This is a "riddling" type of saying. Can you guess where "here" would be...?
Here is IN THE LIBRARY. This is a saying that is often found inscribed on library buildings.
Thanks to the magic of the written word, in the library the dead live on, and although mute, they are able to speak to us through their books. A variant form of this saying is Hic mortui vivunt, hic muti magistri loquuntur, "Here the dead live; here the mute masters speak." Or: Hic mortui vivunt, pandunt oracula muti, "Here the dead live; here the mute reveal oracles."
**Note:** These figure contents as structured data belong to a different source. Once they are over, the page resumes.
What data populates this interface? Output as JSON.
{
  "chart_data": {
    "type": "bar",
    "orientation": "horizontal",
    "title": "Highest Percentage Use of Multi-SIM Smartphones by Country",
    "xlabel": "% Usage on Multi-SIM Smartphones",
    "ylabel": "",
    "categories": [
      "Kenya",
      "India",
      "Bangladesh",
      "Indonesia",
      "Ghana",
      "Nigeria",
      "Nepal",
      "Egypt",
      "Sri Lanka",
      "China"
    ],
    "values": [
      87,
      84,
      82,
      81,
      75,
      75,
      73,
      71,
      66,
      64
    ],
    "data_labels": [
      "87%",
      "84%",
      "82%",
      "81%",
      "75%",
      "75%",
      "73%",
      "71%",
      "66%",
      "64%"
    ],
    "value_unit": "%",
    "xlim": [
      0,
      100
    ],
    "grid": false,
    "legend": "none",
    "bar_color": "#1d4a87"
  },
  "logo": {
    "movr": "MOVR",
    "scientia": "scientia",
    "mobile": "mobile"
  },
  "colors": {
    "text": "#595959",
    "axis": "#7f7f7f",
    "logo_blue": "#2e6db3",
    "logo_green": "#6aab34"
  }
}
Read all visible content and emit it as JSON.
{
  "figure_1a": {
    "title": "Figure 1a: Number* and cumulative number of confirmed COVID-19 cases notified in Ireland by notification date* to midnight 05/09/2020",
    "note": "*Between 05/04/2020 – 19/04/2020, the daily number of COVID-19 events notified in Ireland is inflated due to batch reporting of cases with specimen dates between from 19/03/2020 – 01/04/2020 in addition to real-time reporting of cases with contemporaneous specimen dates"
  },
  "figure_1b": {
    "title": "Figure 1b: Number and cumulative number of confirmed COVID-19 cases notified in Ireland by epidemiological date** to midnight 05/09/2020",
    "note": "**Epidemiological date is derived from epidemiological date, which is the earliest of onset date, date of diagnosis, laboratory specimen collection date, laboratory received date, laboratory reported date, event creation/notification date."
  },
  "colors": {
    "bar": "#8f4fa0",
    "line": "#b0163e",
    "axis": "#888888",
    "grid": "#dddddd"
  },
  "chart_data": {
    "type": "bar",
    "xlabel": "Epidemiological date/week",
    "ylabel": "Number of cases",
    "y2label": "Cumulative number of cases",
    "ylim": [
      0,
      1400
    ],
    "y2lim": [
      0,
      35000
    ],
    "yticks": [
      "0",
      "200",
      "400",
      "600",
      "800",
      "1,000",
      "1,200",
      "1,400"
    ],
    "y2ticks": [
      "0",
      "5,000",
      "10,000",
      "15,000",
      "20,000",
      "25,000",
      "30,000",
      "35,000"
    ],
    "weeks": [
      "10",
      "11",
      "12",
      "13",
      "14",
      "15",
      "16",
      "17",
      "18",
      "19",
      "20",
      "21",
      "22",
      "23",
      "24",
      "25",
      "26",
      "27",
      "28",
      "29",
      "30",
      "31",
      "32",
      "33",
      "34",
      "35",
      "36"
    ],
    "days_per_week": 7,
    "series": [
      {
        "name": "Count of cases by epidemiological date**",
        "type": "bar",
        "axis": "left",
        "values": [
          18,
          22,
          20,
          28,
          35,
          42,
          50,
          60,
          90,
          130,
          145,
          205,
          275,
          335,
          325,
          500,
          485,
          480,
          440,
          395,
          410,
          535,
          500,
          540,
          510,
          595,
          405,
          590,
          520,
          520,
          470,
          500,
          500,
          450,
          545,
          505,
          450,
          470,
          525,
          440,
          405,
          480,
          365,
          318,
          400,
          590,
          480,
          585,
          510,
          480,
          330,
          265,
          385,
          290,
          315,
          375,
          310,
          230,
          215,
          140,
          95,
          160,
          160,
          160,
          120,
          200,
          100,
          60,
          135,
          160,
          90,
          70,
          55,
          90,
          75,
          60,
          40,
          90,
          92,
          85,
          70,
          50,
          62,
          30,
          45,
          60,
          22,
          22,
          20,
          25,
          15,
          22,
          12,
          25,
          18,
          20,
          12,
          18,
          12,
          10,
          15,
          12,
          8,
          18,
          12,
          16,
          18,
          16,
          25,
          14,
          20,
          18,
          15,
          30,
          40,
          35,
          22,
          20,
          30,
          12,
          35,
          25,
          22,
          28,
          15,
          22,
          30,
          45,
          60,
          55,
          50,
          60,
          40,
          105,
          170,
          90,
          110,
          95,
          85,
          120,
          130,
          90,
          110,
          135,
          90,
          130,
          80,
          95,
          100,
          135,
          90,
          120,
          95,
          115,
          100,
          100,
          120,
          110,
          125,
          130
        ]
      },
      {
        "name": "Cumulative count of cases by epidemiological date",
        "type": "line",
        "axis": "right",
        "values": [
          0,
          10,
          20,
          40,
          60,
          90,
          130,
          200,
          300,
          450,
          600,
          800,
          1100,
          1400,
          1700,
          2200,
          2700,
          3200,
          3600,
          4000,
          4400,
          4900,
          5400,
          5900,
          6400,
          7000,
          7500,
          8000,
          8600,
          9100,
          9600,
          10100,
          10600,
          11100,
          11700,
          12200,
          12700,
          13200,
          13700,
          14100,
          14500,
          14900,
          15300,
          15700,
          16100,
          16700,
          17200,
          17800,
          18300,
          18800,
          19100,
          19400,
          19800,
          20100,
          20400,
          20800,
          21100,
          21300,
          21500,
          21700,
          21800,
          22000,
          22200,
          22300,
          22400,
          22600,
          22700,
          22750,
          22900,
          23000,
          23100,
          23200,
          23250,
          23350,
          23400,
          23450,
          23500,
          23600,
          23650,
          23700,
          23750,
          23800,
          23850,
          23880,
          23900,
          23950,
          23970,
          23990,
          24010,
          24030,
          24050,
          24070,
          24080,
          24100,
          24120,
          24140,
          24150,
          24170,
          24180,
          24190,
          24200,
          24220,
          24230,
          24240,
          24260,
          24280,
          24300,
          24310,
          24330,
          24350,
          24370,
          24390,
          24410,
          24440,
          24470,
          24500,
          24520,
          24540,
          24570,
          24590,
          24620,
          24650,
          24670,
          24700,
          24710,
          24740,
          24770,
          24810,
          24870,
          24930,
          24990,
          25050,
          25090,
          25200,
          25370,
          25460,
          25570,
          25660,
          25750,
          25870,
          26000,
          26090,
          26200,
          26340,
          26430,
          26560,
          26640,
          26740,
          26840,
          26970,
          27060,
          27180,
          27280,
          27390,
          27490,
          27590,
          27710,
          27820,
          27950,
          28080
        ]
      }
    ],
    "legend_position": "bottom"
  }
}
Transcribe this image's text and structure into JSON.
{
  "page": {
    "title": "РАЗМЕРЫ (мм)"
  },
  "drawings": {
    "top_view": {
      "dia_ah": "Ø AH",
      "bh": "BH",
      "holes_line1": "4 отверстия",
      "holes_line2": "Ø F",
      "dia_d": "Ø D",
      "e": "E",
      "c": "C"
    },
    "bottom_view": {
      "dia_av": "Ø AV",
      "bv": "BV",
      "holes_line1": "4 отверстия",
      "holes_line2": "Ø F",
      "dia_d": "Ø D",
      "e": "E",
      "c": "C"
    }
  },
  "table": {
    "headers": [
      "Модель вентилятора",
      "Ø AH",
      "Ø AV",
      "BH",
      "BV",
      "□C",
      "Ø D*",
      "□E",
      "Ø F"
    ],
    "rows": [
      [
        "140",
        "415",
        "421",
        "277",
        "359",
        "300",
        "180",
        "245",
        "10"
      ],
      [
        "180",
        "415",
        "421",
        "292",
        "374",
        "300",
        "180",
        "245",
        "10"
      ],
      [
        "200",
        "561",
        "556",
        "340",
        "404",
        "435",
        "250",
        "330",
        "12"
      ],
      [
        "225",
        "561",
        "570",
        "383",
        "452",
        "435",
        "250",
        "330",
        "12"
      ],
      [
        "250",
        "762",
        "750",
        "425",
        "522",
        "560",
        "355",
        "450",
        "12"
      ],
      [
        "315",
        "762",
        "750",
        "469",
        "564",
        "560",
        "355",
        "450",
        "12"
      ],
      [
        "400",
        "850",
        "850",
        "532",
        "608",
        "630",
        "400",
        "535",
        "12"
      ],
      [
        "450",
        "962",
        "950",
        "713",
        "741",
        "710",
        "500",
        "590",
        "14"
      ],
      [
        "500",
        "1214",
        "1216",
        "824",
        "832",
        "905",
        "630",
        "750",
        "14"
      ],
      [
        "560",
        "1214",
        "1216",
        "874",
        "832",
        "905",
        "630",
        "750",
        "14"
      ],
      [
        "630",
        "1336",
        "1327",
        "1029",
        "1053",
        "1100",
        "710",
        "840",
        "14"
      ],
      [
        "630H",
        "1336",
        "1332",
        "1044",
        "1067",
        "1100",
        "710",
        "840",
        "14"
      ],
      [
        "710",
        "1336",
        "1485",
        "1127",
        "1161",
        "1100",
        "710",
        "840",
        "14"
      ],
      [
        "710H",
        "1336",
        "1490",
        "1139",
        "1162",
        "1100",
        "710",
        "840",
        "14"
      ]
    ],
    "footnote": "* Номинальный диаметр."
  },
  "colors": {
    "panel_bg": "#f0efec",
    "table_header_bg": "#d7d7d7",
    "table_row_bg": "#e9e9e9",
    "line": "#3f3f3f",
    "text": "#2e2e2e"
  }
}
All teachers and students of Latin are deeply moved, I think, by the way that the words of a dead language can still speak to us, thanks to their survival in written form. There is an intense thrill when you have the distinct feeling that a text is speaking, really speaking to you, conveying ideas and feelings, an awareness of the world that one person - long dead - is sharing with you over the chasm of time.
At the same time, I worry a lot about the dangers of silent reading. If we really want the mute to speak to us through their writing, shouldn't we read their writing out loud, and give voice to their words? To read without reading out loud is only a partial reading. I hope very much that by providing the audio with these proverbs, I can inspire you to read Latin out loud! When you use your own voice to sound out the words you are able to give them an intonation, to hear the poetry, to appreciate the word order and the sound play - things you will often miss out on completely when you read the words silently.
For more on this topic, please read the masterful essay by William Harris: The Sin of Silent Reading. I agree absolutely with Harris's advice to all Latin students and teachers: "Always read Latin aloud, don't be afraid of making mistakes, just roar it out and take pleasure in the sound of the spoken Latin words."
So here is today's proverb read out loud - I hope it will inspire you to read some Latin out loud yourself - loudly! The words need your voice, if the mute really are going to speak again.
3034. Hic mortui vivunt, hic muti loquuntur.